I almost ask where he’s going, and if he wants me to come.
Then I don’t, partly because I can’t be the parent here, can’t control his actions or his choices, and partly because if he’s going to meetings he might not want me there. I don’t want to do anything to make him stop going.
I’m in my pj’s before he gets home—showered, teeth brushed, homework complete, ready for bed but not for sleep. I lie in the dark, waiting for the sound of his car in the drive, his key in the lock, knowing that what I’m doing isn’t good for me. Not knowing how to fix that.
Sometimes, when I’m alone late at night, tossing and turning, my thoughts start to spiral to places I don’t want them to go. To places I inhabited for nearly two years. To the negative self-talk. To the creeping fingers of gray fog that want back in.
Tonight’s one of those nights.
I’m tempted to call Jackson, to let him shoulder the weight of my mood. And that’s exactly why I don’t.

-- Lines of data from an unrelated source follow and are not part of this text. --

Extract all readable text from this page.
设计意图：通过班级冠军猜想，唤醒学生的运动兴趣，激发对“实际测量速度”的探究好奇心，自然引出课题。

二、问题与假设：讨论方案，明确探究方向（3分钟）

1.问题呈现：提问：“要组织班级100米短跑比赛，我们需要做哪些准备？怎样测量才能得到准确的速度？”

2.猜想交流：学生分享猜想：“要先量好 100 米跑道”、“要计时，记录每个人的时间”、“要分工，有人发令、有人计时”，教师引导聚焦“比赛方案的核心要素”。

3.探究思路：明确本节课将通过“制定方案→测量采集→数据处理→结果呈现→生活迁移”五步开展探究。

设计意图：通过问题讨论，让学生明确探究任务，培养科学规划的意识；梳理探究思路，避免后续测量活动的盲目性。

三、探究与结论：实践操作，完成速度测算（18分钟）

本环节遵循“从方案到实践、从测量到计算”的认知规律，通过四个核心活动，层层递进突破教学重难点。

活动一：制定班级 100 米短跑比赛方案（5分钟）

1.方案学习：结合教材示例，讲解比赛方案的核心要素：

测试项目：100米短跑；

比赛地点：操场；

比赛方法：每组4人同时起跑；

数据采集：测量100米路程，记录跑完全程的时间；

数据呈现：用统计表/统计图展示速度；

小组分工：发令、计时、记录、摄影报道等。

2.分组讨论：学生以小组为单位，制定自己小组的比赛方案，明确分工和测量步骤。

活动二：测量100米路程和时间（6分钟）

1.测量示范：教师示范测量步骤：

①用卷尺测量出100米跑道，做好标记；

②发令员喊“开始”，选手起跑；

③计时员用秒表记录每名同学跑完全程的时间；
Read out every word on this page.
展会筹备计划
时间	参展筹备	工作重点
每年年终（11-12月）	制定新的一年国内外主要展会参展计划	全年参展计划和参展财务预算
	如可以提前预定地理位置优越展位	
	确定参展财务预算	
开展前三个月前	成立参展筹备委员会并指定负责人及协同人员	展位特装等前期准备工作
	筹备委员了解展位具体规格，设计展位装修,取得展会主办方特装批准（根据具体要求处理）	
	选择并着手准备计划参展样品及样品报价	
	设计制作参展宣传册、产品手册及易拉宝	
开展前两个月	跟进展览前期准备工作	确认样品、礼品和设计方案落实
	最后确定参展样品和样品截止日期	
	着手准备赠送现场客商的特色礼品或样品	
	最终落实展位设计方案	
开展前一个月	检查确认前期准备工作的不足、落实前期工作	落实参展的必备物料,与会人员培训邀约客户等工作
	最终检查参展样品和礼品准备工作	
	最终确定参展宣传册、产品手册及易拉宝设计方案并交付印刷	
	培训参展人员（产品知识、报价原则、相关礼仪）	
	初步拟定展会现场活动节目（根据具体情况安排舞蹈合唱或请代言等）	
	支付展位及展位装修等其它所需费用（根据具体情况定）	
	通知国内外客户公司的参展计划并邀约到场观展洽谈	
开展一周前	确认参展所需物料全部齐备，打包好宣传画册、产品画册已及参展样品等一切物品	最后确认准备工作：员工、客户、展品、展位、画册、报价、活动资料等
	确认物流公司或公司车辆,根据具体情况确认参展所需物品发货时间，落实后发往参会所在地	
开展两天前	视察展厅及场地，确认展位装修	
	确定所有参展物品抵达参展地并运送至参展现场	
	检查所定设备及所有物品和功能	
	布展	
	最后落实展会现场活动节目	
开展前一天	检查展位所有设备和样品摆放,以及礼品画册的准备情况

I will not let anyone be my crutch.
At least, that’s what I tell myself.
But then that little voice, the one that’s sibilant and cruel, reminds me everyone leaves.
The only person you can rely on is you.
Better not to fully let down my defenses.
Tonight, like every one of those nights, I cry in my sleep. I know that because I wake up in the morning with tracks along my cheeks.